To load the country codes data, and convert it to a dictionary, try using the to_dict method after converting the data frame to a Series and setting the index to the country name.
The map method will be useful to translate from country name to country code.

b. Grouping (10 pts)

In the JHU data, you will notice that the data is broken down into provinces and states for some countries. We will be comparing across countries so we need to sum all of the Confirmed, Deaths, and Recovered numbers for each Country/Region and Date. Use pandas’ groupby method to sum these three fields by country and date.

Hints

Make sure to groupby two fields, country code and date.
After the groupby, the country code and date columns will be in the index. You can call reset_index to move the Country/Region and Date columns from the index back to “normal” columns, but you don’t need to. Just realize that the merge in Part c may be different depending on your choice.

c. Merging (10 pts)

Using the country codes we added to each dataset in Part a, we want to merge the three datasets together. We need to do this both by country code and date because we don’t want to merge the data from different dates. Merging three datasets will require two merge calls. Finally, set the index to be a MultiIndex that includes both the country code and date.

Hints

Make sure to merge the Johns Hopkins data that was grouped and summed, not the original data frame.
If the merge isn’t working, check whether the columns are actually in the index.

d. Fusion (15 pts)

Determine which fields of each dataset link together. For example, the total_cases field in the Our World in Data dataset matches the Confirmed field in the Johns Hopkins data and the cases field in the Wikipedia data.

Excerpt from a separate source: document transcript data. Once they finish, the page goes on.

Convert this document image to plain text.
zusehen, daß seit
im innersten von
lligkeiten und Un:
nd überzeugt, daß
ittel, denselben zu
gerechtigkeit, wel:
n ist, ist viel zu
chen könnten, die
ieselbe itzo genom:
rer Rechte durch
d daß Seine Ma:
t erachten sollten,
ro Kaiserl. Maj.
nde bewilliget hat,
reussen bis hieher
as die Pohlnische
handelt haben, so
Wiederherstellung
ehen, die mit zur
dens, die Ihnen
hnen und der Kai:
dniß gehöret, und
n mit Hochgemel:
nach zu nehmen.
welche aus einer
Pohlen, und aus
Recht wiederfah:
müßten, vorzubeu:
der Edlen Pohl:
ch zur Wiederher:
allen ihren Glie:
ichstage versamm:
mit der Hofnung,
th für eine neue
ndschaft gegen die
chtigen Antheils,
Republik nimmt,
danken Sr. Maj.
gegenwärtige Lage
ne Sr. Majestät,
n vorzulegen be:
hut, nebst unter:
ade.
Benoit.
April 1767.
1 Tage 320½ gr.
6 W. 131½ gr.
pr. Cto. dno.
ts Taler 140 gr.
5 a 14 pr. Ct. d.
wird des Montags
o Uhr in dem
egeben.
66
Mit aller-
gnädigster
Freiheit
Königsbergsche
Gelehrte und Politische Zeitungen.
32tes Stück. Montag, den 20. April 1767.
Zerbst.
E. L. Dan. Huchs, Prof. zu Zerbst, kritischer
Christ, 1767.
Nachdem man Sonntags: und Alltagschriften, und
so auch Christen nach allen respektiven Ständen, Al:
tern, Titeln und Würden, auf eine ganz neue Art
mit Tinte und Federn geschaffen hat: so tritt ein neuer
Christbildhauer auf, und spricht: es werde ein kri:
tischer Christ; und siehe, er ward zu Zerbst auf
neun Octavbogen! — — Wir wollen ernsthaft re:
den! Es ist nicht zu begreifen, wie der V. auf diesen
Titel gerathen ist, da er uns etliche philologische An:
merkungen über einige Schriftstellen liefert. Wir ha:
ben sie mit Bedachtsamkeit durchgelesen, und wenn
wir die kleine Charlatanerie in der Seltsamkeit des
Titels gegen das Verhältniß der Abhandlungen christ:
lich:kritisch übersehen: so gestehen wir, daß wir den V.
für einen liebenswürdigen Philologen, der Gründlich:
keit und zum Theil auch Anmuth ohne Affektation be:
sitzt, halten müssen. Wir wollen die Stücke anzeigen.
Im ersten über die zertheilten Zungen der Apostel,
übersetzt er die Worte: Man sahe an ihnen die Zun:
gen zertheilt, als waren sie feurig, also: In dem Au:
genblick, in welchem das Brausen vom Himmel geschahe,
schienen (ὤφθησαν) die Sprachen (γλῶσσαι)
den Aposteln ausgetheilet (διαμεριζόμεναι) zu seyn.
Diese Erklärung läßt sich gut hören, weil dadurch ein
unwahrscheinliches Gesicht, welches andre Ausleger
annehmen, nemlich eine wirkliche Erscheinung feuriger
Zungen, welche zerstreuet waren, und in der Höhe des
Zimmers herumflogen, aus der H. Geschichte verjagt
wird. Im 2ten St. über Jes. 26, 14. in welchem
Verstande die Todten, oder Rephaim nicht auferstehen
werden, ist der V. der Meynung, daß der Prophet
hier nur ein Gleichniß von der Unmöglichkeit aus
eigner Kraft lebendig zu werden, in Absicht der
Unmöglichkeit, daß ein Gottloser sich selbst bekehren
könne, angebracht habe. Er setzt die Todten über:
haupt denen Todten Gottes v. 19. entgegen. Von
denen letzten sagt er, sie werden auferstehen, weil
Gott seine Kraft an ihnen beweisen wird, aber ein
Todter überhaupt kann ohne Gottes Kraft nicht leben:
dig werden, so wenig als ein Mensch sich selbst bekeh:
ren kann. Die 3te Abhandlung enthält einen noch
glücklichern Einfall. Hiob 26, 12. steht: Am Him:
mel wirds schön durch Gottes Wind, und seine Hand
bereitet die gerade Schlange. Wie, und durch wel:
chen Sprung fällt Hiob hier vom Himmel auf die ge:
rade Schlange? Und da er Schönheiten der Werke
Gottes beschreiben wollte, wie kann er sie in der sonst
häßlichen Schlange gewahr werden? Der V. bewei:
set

To fuse the values without any knowledge about the underlying sources of the data, we can try to use an average or take the maximum or minimum. We will do this first for the number of cases. Select only the three columns related to each dataset’s total number of cases. Then, run the agg method on the rows with the aggregation functions “min”, “max”, and “mean”. You should obtain a result like:

		min	max	mean
CN	2020-01-29	5494.0	5994.0	5813.0
TH	2020-01-29	14.0	14.0	14.0
TW	2020-01-29	8.0	8.0	8.0
JP	2020-01-29	7.0	7.0	7.0
MY	2020-01-29	4.0	7.0	6.0
…	…	…	…	…
PG	2020-03-22	1.0	1.0	1.0
SO	2020-03-22	1.0	1.0	1.0
TL	2020-03-22	1.0	1.0	1.0
UG	2020-03-22	1.0	1.0	1.0
VA	2020-03-22	1.0	1.0	1.0

Calculate the same results for deaths and recoveries, but note that the Our World in Data dataset does not have recoveries so there will only be two columns.

Hints

Check the axis parameter for the agg method.

e. Analysis (10 pts)

First, find the date and country for which the difference between the minimum number of cases and the maximum number of cases is largest.

Second, plot a line graph of the mean number of cases for China (CN), South Korea (KR), the United States (US), and Italy (IL), based on the three datasets.

Hints

For the plot, first extract the column we are interested in (the mean), then, the countries we are interested in using .loc. Then, unstack the countries to columns, and use plot.line.

Extra Credit

CS 490 students may do Part 2 for extra credit.
Use the raw data from the World Bank, and transform it (using either Trifacta or pandas) into the CSV provided.
Locate and download population data that is more fine-grained by age, and integrate that with the COVID-19 data. The World Bank has estimates for 0-4, 5-9, 10-14 age ranges, for example.
Fuse the Microsoft Bing data with the three other datasets in Part 3.